Verizon CTO: 'We told you so' about FiOS

Verizon CTO Dick Lynch has a simple message to anyone who doubted his company's wisdom in building out a fiber-to-the-home (FTTH) network: We were right, you were wrong. Lynch put particular emphasis on chiding skeptical analysts and rival companies that tried to cast doubt upon Verizon's fiber plans. "In an attempt to maintain the status quo, our competitors did their best to create customer confusion around fiber-optic services," he said. "They claimed that their networks had been fiber for a decade, and they distributed misleading messages about the quality of FiOS. Their communications strategy was to create confusion and apathy and some people fell for it." Slideshow: Ma Bell's 25-year oddysey   Specifically, Lynch singled out a "potential customer" that told The Washington Post a few years back that "there's nothing on the Internet that requires that kind of bandwidth." Now, with the rise of YouTube, Facebook and other bandwidth-intensive Web applications, Lynch said that Verizon is having the last laugh. "With the exception of our competitors, everyone secretly hoped we would succeed," he said. "The industry experts would publicly say, 'Verizon is spending too much' or 'consumers don't need fiber.' But then they'd turn around and call us to find out how soon FiOS would be coming to their neighborhood." Verizon's FiOS services offer customers peak download speeds of 50Mbps and peak upload speeds of 20Mbps.
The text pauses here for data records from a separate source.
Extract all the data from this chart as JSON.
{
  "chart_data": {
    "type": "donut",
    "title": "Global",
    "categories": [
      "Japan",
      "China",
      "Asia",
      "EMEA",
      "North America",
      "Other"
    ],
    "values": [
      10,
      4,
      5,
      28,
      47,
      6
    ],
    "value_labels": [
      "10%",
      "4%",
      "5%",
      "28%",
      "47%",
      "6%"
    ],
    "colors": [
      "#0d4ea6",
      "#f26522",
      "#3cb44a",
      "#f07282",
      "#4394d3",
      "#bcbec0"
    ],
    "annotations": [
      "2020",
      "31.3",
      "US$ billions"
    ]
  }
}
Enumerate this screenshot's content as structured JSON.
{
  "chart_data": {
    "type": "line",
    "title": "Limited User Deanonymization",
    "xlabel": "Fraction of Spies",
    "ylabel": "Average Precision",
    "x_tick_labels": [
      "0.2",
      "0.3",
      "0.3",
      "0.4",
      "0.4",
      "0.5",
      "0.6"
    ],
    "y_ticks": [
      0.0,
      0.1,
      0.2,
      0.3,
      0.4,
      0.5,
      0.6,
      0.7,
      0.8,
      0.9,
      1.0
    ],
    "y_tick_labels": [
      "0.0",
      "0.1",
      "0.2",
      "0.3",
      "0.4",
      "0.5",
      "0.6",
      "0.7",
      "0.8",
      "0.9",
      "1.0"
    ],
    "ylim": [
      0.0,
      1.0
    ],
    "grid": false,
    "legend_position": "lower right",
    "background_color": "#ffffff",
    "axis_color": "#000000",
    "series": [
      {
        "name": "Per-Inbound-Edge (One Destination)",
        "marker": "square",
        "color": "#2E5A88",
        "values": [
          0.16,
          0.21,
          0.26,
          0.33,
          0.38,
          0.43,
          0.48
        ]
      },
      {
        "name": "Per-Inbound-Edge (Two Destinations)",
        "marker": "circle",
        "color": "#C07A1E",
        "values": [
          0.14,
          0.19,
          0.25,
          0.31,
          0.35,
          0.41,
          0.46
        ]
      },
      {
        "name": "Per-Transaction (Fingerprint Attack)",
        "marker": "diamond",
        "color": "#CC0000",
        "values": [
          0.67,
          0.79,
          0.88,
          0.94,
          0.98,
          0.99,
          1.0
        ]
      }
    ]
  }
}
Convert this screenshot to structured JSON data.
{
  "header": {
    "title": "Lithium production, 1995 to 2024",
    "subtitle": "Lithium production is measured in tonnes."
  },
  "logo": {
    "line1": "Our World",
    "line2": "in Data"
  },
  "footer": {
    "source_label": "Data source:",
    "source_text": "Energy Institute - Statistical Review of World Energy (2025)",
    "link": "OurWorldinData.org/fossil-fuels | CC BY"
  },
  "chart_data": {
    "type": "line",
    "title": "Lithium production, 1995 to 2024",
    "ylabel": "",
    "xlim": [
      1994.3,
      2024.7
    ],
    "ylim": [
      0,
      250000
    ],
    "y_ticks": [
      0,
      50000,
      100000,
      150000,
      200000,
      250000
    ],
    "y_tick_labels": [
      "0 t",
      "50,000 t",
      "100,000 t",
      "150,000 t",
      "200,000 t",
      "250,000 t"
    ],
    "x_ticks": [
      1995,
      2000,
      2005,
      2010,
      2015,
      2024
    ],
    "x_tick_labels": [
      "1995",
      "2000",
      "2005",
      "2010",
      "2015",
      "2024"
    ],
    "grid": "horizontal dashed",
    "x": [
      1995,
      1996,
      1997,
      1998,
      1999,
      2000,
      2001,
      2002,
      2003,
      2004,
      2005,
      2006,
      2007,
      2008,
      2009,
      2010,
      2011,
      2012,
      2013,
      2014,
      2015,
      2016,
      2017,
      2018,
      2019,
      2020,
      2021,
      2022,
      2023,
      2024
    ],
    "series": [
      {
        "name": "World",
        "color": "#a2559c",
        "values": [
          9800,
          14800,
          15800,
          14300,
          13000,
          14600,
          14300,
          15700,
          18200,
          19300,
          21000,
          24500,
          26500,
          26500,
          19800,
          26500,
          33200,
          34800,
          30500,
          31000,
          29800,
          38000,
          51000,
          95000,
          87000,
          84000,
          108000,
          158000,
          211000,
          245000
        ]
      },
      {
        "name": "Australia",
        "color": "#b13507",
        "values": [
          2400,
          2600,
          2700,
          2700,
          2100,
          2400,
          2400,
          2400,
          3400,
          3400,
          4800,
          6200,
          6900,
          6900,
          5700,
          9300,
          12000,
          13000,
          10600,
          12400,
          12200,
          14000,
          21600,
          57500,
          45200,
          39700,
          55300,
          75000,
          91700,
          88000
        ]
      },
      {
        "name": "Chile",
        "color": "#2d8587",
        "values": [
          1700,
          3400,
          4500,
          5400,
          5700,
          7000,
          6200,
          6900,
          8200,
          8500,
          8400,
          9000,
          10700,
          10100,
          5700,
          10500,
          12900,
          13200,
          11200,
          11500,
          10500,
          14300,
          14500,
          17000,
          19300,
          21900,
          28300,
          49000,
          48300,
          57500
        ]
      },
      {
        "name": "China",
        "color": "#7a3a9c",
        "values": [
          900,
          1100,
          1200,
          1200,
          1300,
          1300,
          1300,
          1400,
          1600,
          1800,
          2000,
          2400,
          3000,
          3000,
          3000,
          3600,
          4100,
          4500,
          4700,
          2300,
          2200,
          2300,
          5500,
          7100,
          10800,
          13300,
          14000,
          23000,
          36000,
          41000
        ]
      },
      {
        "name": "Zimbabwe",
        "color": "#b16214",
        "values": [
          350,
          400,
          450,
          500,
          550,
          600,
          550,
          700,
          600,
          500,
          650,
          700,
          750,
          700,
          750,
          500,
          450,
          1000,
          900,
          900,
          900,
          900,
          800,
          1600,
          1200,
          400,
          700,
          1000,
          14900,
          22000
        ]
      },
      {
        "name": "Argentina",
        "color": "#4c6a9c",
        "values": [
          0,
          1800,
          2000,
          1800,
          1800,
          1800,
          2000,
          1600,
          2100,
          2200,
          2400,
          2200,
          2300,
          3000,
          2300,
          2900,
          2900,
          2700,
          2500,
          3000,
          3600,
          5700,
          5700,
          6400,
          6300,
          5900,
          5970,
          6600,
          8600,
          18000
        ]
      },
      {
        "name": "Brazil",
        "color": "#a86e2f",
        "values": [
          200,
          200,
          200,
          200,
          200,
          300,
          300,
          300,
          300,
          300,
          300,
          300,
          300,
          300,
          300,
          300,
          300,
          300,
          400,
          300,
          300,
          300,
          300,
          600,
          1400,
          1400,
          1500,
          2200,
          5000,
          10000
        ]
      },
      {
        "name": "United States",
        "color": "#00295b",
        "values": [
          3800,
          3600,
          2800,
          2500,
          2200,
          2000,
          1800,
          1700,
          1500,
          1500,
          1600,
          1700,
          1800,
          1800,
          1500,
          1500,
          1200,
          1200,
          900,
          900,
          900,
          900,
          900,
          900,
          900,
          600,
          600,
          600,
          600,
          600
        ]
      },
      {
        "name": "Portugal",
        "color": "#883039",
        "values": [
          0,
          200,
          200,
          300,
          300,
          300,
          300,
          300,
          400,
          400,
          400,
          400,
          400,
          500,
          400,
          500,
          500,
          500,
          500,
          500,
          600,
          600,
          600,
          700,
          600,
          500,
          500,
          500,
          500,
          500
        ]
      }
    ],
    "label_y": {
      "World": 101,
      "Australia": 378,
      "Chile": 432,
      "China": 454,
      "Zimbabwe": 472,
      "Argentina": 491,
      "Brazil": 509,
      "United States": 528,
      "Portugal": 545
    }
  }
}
Speaking at the FTTH Conference and Expo in Houston Tuesday, Lynch crowed about his company bringing FiOS Internet services to an estimated 3.1 million subscribers in the United States. Cable companies this year have begun ramping up their tests for faster services to compete with FiOS, as Comcast and Cablevision have started rolling out new Internet services based on the DOCSIS 3.0 standard that will offer businesses potential peak download speeds of 100Mbps.

Verizon has said in the past that it is trialing 100Mbps FiOS technology, although the company has given no timeline for when that technology might hit the market.